Dessa forma, em seus hospedeiros secundários, estes vírus produzem uma resposta imune forte, duradoura e frequentemente patogênica, enquanto morcegos não mostram sintomas óbvios, mantém uma infecção duradoura e persistente e os sínais da doença estão ausentes ou são mínimos. Então, por que os morcegos são tão tolerantes a vírus e por que eles não mostram efeitos patológicos desses vírus que são tão mortais para outros animais? A resposta é que: não sabemos porque pouco sabemos sobre a imunologia dos morcegos. Entretanto, há algumas indicações e elas podem envolver o estilo de vida dos morcegos por serem os únicos mamíferos voadores. Morcegos têm uma taxa metabólica muito elevada e normalmente taxas metabólicas elevadas estão inversamente correlacionadas com a longevidade, mas os morcegos vivem por um tempo comparativamente longo. Em comparação com outros animais em morcegos seria de se esperar que eles vivessem por cerca de 4 anos, mas alguns foram encontrados vivos por quase 10 anos ou mais.
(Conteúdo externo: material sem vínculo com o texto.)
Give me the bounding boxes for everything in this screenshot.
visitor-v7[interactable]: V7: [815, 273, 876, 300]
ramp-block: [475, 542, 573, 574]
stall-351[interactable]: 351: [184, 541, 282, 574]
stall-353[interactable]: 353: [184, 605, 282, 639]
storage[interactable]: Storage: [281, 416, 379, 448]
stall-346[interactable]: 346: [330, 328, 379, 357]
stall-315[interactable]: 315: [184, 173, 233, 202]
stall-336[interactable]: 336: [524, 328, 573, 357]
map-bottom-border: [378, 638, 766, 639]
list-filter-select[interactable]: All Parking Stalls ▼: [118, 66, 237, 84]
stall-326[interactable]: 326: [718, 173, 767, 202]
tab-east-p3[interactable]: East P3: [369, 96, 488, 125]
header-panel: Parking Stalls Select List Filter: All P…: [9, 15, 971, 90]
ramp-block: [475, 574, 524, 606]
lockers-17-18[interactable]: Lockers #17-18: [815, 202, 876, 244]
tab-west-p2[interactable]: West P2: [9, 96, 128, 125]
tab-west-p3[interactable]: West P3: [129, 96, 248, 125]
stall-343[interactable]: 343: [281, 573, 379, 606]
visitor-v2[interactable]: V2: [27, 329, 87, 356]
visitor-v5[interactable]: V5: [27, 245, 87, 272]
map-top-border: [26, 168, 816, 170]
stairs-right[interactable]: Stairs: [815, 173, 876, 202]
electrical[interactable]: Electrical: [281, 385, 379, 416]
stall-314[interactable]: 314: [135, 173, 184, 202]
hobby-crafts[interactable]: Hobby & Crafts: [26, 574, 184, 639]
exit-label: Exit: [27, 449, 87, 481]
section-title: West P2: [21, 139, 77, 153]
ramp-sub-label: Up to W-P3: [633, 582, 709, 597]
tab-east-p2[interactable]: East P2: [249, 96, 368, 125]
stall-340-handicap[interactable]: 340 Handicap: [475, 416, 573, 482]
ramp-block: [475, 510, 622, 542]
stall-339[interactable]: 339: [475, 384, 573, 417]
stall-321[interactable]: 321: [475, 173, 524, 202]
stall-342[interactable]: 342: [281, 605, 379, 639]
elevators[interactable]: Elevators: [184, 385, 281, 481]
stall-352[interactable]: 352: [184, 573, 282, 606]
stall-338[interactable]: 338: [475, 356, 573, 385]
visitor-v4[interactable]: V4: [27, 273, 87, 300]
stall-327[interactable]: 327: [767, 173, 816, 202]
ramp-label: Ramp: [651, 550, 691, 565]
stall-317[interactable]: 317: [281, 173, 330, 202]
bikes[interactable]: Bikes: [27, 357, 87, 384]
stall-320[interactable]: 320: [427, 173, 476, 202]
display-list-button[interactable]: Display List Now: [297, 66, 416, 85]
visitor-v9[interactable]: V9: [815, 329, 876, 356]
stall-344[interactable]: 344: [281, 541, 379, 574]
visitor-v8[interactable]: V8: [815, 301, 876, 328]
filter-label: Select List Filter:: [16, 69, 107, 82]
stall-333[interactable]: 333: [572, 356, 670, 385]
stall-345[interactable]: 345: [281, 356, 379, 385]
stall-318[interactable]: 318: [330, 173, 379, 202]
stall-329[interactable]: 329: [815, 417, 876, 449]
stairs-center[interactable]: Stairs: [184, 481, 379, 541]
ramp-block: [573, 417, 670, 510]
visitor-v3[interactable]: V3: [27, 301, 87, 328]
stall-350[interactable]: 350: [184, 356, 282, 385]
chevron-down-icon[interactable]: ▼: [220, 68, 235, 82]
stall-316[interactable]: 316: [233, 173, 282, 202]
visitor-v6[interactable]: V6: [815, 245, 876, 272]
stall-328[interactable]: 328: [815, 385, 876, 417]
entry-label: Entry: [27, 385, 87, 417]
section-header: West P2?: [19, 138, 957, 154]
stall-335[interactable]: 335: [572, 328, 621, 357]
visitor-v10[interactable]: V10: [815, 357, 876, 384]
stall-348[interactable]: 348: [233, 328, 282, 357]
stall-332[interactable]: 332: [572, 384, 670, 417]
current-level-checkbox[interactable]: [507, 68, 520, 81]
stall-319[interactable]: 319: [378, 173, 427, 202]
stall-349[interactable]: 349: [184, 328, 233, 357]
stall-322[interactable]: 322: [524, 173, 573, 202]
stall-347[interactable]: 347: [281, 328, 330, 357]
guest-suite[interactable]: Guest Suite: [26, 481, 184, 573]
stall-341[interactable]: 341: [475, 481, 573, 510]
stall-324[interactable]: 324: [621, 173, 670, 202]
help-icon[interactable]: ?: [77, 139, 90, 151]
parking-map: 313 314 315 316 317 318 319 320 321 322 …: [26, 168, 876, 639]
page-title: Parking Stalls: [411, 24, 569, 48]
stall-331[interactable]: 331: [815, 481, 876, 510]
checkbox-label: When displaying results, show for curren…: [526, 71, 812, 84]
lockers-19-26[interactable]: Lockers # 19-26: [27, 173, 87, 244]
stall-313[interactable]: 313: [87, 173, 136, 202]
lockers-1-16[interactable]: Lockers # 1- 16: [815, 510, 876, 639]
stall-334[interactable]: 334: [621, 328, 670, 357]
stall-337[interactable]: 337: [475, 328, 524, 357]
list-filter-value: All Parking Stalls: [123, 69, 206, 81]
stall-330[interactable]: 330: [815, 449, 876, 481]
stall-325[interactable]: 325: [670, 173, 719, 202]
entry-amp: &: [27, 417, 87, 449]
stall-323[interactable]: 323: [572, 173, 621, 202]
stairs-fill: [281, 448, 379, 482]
Morcegos estão entre as apenas 19 espécies de mamíferos que vivem mais que os humanos quando o tamanho de seus corpos é considerado. Há sugestões de que esta vida longa derive de uma maior proteção de suas proteínas contra stress oxidativo e melhor reparo de danos no DNA, como resultado da elevada taxa de metabolismo, que decorre do fato de voarem.  
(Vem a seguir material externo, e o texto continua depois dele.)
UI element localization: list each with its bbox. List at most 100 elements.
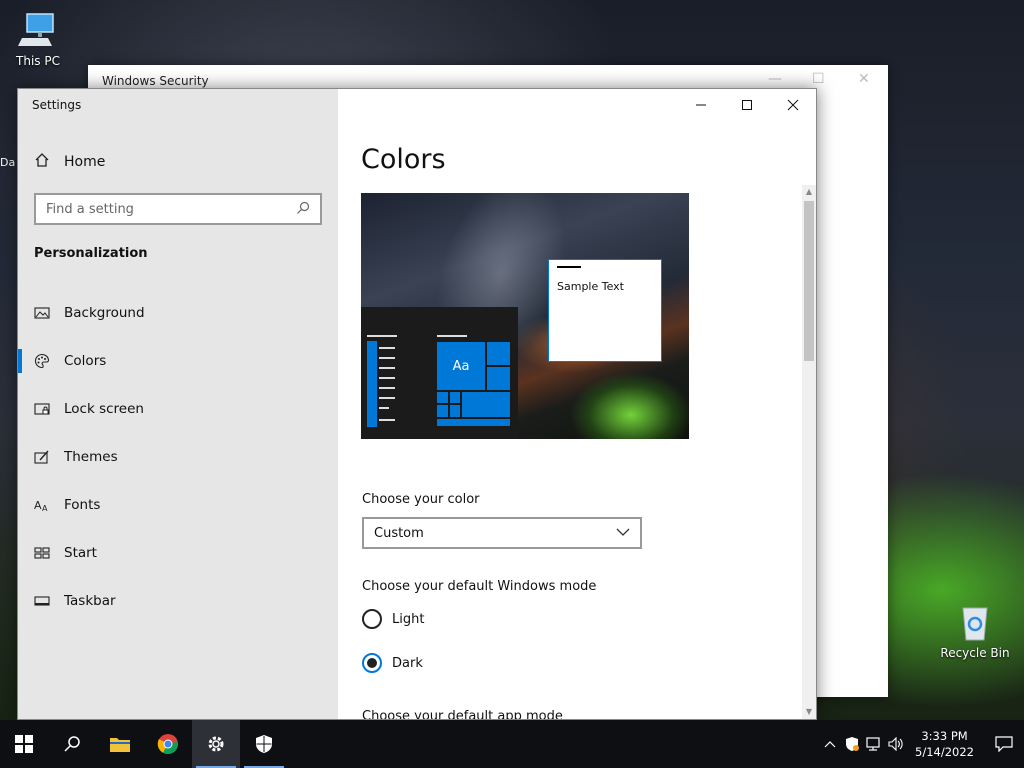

Mas esses aspectos da fisiologia dos morcegos não evoluíram para permitir os morcegos tolerarem mais espécies virais assintomaticamente do que outros animais. Entretanto, esses mecanismos podem permitir que os morcegos diminuam a viremia (carga viral) e tem aparecido recentemente alguma informação sobre como isso acontece.  

Animais respondem a infecção viral, que é a presença de DNA ou RNA viral, ao produzirem interferons tipo I (interferon alfa e interferon beta). Uma célula infectada por vírus libera essas proteínas fazendo com que as células próximas aumentem suas defesas ao ativar células assassinas naturais e macrófagos, aumentando a apresentação de antígenos pelo aumento da expressão de antígenos do complexo principal de histocompatibilidade (MHC) e interferindo (daí o nome) na replicação viral. 

De uma maneira exclusiva, muitos morcegos apresentam expressão constitutiva de três genes interferon-alfa na ausência de ácidos nuclêicos virais, tendo assim seus mecanismos de defesa antivirais preparados antes da infecção e proporcionando um ambiente que irá abafar a carga viral. Tal expressão constitutiva de interferon teria sérias consequências em outros mamíferos, visto que iria causar inflamação generalizada, sugerindo que morcegos têm um mecanismo anti-inflamatório que outros animais não têm e acredita-se que este tenha evoluído para  compensar danos celulares que poderia ocorrer como resultado de serem eles os únicos animais que voam.  

Por causa dos altos e constantes níveis de interferon-alfa, vírus de morcegos podem ser eliminados em baixos níveis das células desses animais sem provocar uma resposta imune forte. A adaptação viral a estas condições em morcegos leva a outros hospedeiros (incluindo humanos) a serem mais susceptíveis a desenvolverem patologia, visto que eles não têm as condições de supressão viral. As respostas inflamatórias amortecidas de morcegos à presença de vírus de RNA suportam as idéias de que a tolerância inata imune e não a resistência, é o caminho que os morcegos desenvolveram para hospedarem muitas espécies virais com doença controlada. 

A partir do sequenciamento do genoma de morcegos foi descoberto que esses animais não têm a família de genes que codificam para proteínas que são sensores de DNA, que reconhecem DNAs estranhos tais como DNAs virais e DNA próprio resultante de infecção por RNA viral, e a alta taxa de metabolismo desses animais. Talvez isso limite a ativação da resposta imune inata levando à prevenção da inflamação excessiva. 

Apesar dos recentes avanços na compreensão da tolerância viral de morcegos, as consequências dessas interações específicas vírus-hospedeiro da imunidade de morcegos e suas implicações na compreensão de novas doenças zoonóticas ainda precisam ser estabelecidas, e como os morcegos limitam a inflamação excessiva e ao mesmo tempo hospeda assintomaticamente uma grande variedade de vírus, isso ainda não se sabe.